Automated client service

Many client questions are likely to be ones that may be answered by an AI-driven assistant guided by criteria that are already established. This virtual assistant might analyze the client’s inquiry and present them with some suggested choices to consider and discuss.

The system might be set up to analyze the client’s financial condition on a regular basis, presenting viable choices as the client’s position changes. For example, a recent significant change in tax legislation would cause the system to examine the effects on all of the clients automatically and compute profitable options.

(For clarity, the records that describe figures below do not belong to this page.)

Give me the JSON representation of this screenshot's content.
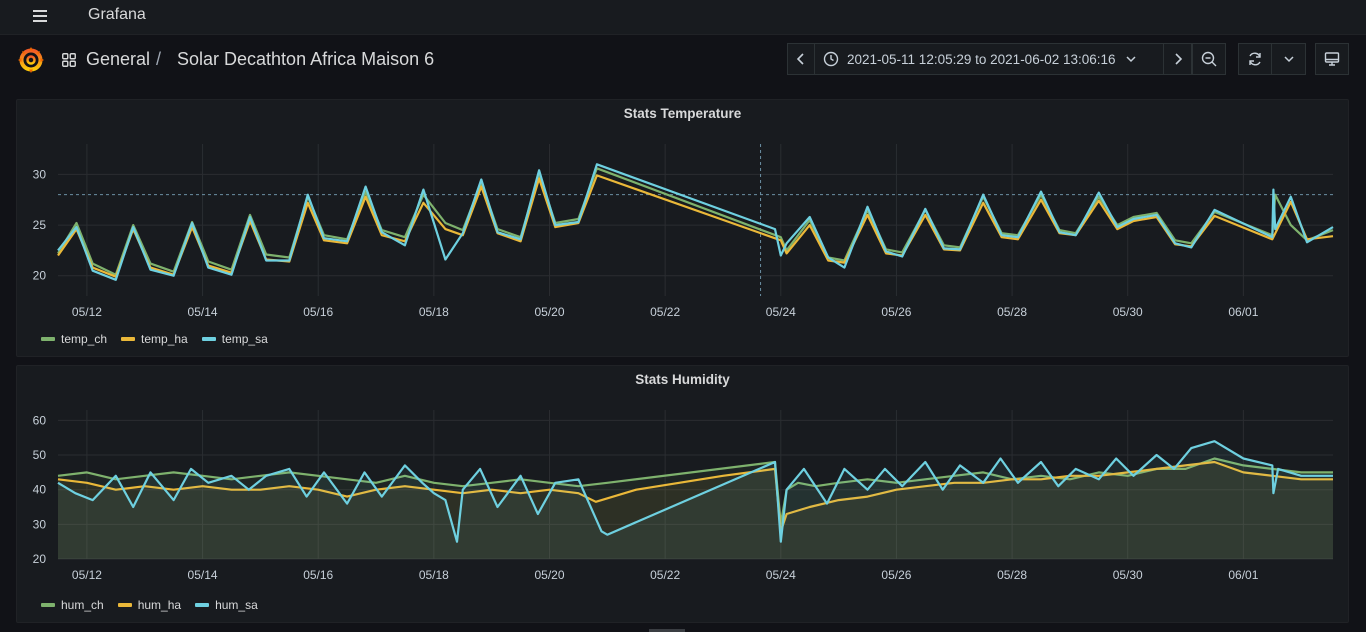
{
  "app": {
    "title": "Grafana"
  },
  "breadcrumb": {
    "folder": "General",
    "separator": "/",
    "dashboard": "Solar Decathton Africa Maison 6"
  },
  "time_range": {
    "from": "2021-05-11 12:05:29",
    "to_word": "to",
    "to": "2021-06-02 13:06:16"
  },
  "icons": {
    "menu": "hamburger-menu-icon",
    "logo": "grafana-logo-icon",
    "dashboards": "apps-grid-icon",
    "prev": "chevron-left-icon",
    "clock": "clock-icon",
    "caret": "chevron-down-icon",
    "next": "chevron-right-icon",
    "zoom_out": "zoom-out-icon",
    "refresh": "refresh-icon",
    "refresh_menu": "chevron-down-icon",
    "tv": "monitor-icon"
  },
  "colors": {
    "green": "#7eb26d",
    "yellow": "#eab839",
    "blue": "#6ed0e0",
    "background": "#181b1f",
    "grid": "#2a2d31"
  },
  "panels": [
    {
      "title": "Stats Temperature",
      "chart_data": {
        "type": "line",
        "title": "Stats Temperature",
        "x_ticks": [
          "05/12",
          "05/14",
          "05/16",
          "05/18",
          "05/20",
          "05/22",
          "05/24",
          "05/26",
          "05/28",
          "05/30",
          "06/01"
        ],
        "x_tick_days": [
          1,
          3,
          5,
          7,
          9,
          11,
          13,
          15,
          17,
          19,
          21
        ],
        "x_range_days": [
          0.5,
          22.55
        ],
        "y_ticks": [
          20,
          25,
          30
        ],
        "ylim": [
          18,
          33
        ],
        "threshold_line": 28,
        "crosshair_day": 12.65,
        "grid": true,
        "legend_placement": "bottom-left",
        "series": [
          {
            "name": "temp_ch",
            "color": "#7eb26d",
            "x": [
              0.5,
              0.82,
              1.1,
              1.5,
              1.8,
              2.1,
              2.5,
              2.82,
              3.1,
              3.5,
              3.82,
              4.1,
              4.5,
              4.82,
              5.1,
              5.5,
              5.82,
              6.1,
              6.5,
              6.82,
              7.2,
              7.5,
              7.82,
              8.1,
              8.5,
              8.82,
              9.1,
              9.5,
              9.82,
              13.0,
              13.1,
              13.5,
              13.82,
              14.1,
              14.5,
              14.82,
              15.1,
              15.5,
              15.82,
              16.1,
              16.5,
              16.82,
              17.1,
              17.5,
              17.82,
              18.1,
              18.5,
              18.82,
              19.1,
              19.5,
              19.82,
              20.1,
              20.5,
              21.5,
              21.55,
              21.82,
              22.1,
              22.55
            ],
            "y": [
              22.2,
              25.2,
              21.2,
              20.1,
              25.0,
              21.2,
              20.4,
              25.3,
              21.4,
              20.6,
              26.0,
              22.1,
              21.8,
              27.8,
              24.0,
              23.6,
              28.3,
              24.5,
              23.8,
              28.0,
              25.2,
              24.5,
              29.2,
              24.6,
              23.8,
              30.0,
              25.2,
              25.6,
              30.6,
              23.8,
              22.5,
              25.5,
              21.8,
              21.5,
              26.5,
              22.6,
              22.3,
              26.5,
              23.0,
              22.8,
              27.8,
              24.2,
              24.0,
              28.0,
              24.5,
              24.2,
              27.8,
              25.0,
              25.8,
              26.2,
              23.5,
              23.2,
              26.3,
              24.0,
              28.0,
              25.0,
              23.5,
              24.5
            ]
          },
          {
            "name": "temp_ha",
            "color": "#eab839",
            "x": [
              0.5,
              0.82,
              1.1,
              1.5,
              1.8,
              2.1,
              2.5,
              2.82,
              3.1,
              3.5,
              3.82,
              4.1,
              4.5,
              4.82,
              5.1,
              5.5,
              5.82,
              6.1,
              6.5,
              6.82,
              7.2,
              7.5,
              7.82,
              8.1,
              8.5,
              8.82,
              9.1,
              9.5,
              9.82,
              13.0,
              13.1,
              13.5,
              13.82,
              14.1,
              14.5,
              14.82,
              15.1,
              15.5,
              15.82,
              16.1,
              16.5,
              16.82,
              17.1,
              17.5,
              17.82,
              18.1,
              18.5,
              18.82,
              19.1,
              19.5,
              19.82,
              20.1,
              20.5,
              21.5,
              21.82,
              22.1,
              22.55
            ],
            "y": [
              22.0,
              24.6,
              20.8,
              19.9,
              24.6,
              20.8,
              20.1,
              24.8,
              21.0,
              20.3,
              25.4,
              21.6,
              21.4,
              27.2,
              23.5,
              23.2,
              27.8,
              24.0,
              23.4,
              27.2,
              24.6,
              24.0,
              28.8,
              24.2,
              23.4,
              29.6,
              24.8,
              25.2,
              29.9,
              23.5,
              22.2,
              25.0,
              21.5,
              21.3,
              26.0,
              22.2,
              22.0,
              26.0,
              22.6,
              22.5,
              27.2,
              23.8,
              23.6,
              27.5,
              24.2,
              24.0,
              27.4,
              24.6,
              25.4,
              25.8,
              23.1,
              22.9,
              25.9,
              23.6,
              27.3,
              23.6,
              23.9
            ]
          },
          {
            "name": "temp_sa",
            "color": "#6ed0e0",
            "x": [
              0.5,
              0.82,
              1.1,
              1.5,
              1.8,
              2.1,
              2.5,
              2.82,
              3.1,
              3.5,
              3.82,
              4.1,
              4.5,
              4.82,
              5.1,
              5.5,
              5.82,
              6.1,
              6.5,
              6.82,
              7.2,
              7.5,
              7.82,
              8.1,
              8.5,
              8.82,
              9.1,
              9.5,
              9.82,
              12.9,
              13.0,
              13.1,
              13.5,
              13.82,
              14.1,
              14.5,
              14.82,
              15.1,
              15.5,
              15.82,
              16.1,
              16.5,
              16.82,
              17.1,
              17.5,
              17.82,
              18.1,
              18.5,
              18.82,
              19.1,
              19.5,
              19.82,
              20.1,
              20.5,
              21.5,
              21.52,
              21.55,
              21.82,
              22.1,
              22.55
            ],
            "y": [
              22.5,
              24.8,
              20.5,
              19.6,
              24.8,
              20.6,
              20.0,
              25.2,
              20.8,
              20.1,
              25.8,
              21.5,
              21.5,
              28.0,
              23.7,
              23.4,
              28.8,
              24.3,
              23.0,
              28.5,
              21.6,
              24.2,
              29.5,
              24.3,
              23.6,
              30.4,
              25.0,
              25.3,
              31.0,
              24.6,
              22.0,
              23.2,
              25.8,
              21.8,
              20.8,
              26.8,
              22.4,
              21.9,
              26.6,
              22.7,
              22.6,
              28.0,
              24.0,
              23.8,
              28.3,
              24.3,
              24.0,
              28.2,
              24.8,
              25.6,
              26.0,
              23.2,
              22.8,
              26.5,
              23.8,
              28.5,
              24.6,
              27.8,
              23.3,
              24.8
            ]
          }
        ]
      },
      "legend": [
        "temp_ch",
        "temp_ha",
        "temp_sa"
      ]
    },
    {
      "title": "Stats Humidity",
      "chart_data": {
        "type": "area",
        "title": "Stats Humidity",
        "x_ticks": [
          "05/12",
          "05/14",
          "05/16",
          "05/18",
          "05/20",
          "05/22",
          "05/24",
          "05/26",
          "05/28",
          "05/30",
          "06/01"
        ],
        "x_tick_days": [
          1,
          3,
          5,
          7,
          9,
          11,
          13,
          15,
          17,
          19,
          21
        ],
        "x_range_days": [
          0.5,
          22.55
        ],
        "y_ticks": [
          20,
          30,
          40,
          50,
          60
        ],
        "ylim": [
          20,
          63
        ],
        "grid": true,
        "legend_placement": "bottom-left",
        "series": [
          {
            "name": "hum_ch",
            "color": "#7eb26d",
            "x": [
              0.5,
              1.0,
              1.5,
              2.0,
              2.5,
              3.0,
              3.5,
              4.0,
              4.5,
              5.0,
              5.5,
              6.0,
              6.5,
              7.0,
              7.5,
              8.0,
              8.5,
              9.0,
              9.5,
              10.0,
              12.9,
              13.0,
              13.1,
              13.3,
              13.6,
              14.0,
              14.5,
              15.0,
              15.5,
              16.0,
              16.5,
              17.0,
              17.5,
              18.0,
              18.5,
              19.0,
              19.5,
              20.0,
              20.5,
              21.0,
              21.5,
              22.0,
              22.55
            ],
            "y": [
              44,
              45,
              43,
              44,
              45,
              44,
              43,
              44,
              45,
              44,
              43,
              42,
              44,
              42,
              41,
              42,
              43,
              42,
              41,
              42,
              48,
              30,
              40,
              42,
              41,
              42,
              43,
              42,
              43,
              44,
              45,
              43,
              44,
              43,
              45,
              44,
              46,
              46,
              49,
              47,
              46,
              45,
              45
            ]
          },
          {
            "name": "hum_ha",
            "color": "#eab839",
            "x": [
              0.5,
              1.0,
              1.5,
              2.0,
              2.5,
              3.0,
              3.5,
              4.0,
              4.5,
              5.0,
              5.5,
              6.0,
              6.5,
              7.0,
              7.5,
              8.0,
              8.5,
              9.0,
              9.5,
              9.8,
              10.5,
              12.0,
              12.9,
              13.0,
              13.1,
              13.5,
              14.0,
              14.5,
              15.0,
              15.5,
              16.0,
              16.5,
              17.0,
              17.5,
              18.0,
              18.5,
              19.0,
              19.5,
              20.0,
              20.5,
              21.0,
              21.5,
              22.0,
              22.55
            ],
            "y": [
              43,
              42,
              40,
              41,
              40,
              41,
              40,
              40,
              41,
              40,
              38,
              40,
              41,
              40,
              39,
              40,
              39,
              40,
              39,
              36.5,
              40,
              44,
              46,
              28,
              33,
              35,
              37,
              38,
              40,
              41,
              42,
              42,
              43,
              43,
              44,
              44,
              45,
              46,
              47,
              48,
              45,
              44,
              43,
              43
            ]
          },
          {
            "name": "hum_sa",
            "color": "#6ed0e0",
            "x": [
              0.5,
              0.8,
              1.1,
              1.5,
              1.8,
              2.1,
              2.5,
              2.8,
              3.1,
              3.5,
              3.8,
              4.1,
              4.5,
              4.8,
              5.1,
              5.5,
              5.8,
              6.1,
              6.5,
              6.8,
              7.0,
              7.2,
              7.4,
              7.5,
              7.8,
              8.1,
              8.5,
              8.8,
              9.1,
              9.5,
              9.9,
              10.0,
              12.9,
              13.0,
              13.1,
              13.4,
              13.8,
              14.1,
              14.5,
              14.8,
              15.1,
              15.5,
              15.8,
              16.1,
              16.5,
              16.8,
              17.1,
              17.5,
              17.8,
              18.1,
              18.5,
              18.8,
              19.1,
              19.5,
              19.8,
              20.1,
              20.5,
              21.0,
              21.5,
              21.52,
              21.6,
              22.0,
              22.55
            ],
            "y": [
              42,
              39,
              37,
              44,
              35,
              45,
              37,
              46,
              42,
              44,
              40,
              44,
              46,
              38,
              45,
              36,
              45,
              38,
              47,
              42,
              39,
              37,
              25,
              40,
              46,
              35,
              44,
              33,
              42,
              43,
              28,
              27,
              48,
              25,
              40,
              46,
              36,
              46,
              40,
              46,
              41,
              48,
              40,
              47,
              42,
              49,
              42,
              48,
              41,
              46,
              43,
              49,
              44,
              50,
              46,
              52,
              54,
              49,
              47,
              39,
              46,
              44,
              44
            ]
          }
        ]
      },
      "legend": [
        "hum_ch",
        "hum_ha",
        "hum_sa"
      ]
    }
  ]
}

Similarly, if the management of a mutual fund employed in one or more client portfolios changes significantly, the AI-based assistant may send an alert to the advisor, prompting them to decide whether the fund should be kept or replaced.

Costs of lagging behind

While many of the aforementioned possibilities appear to be far off in the future, they are currently being implemented by industry titans. Advisors, who fall behind in technology, especially those working with the next generation of tech millennials and Gen Z customers, face a significant risk. These clients are set to benefit from the greatest inter-generational wealth transfer in history and they expect their advisers to engage with them on their terms.

AI and similar technologies have not yet replaced human financial advisers. They will improve analytical capacities and automate a lot of routine back-office tasks. AI and all the related technologies should be leveraged by advisors who want to stay on top of things and effectively incorporate competent advancements into their practices.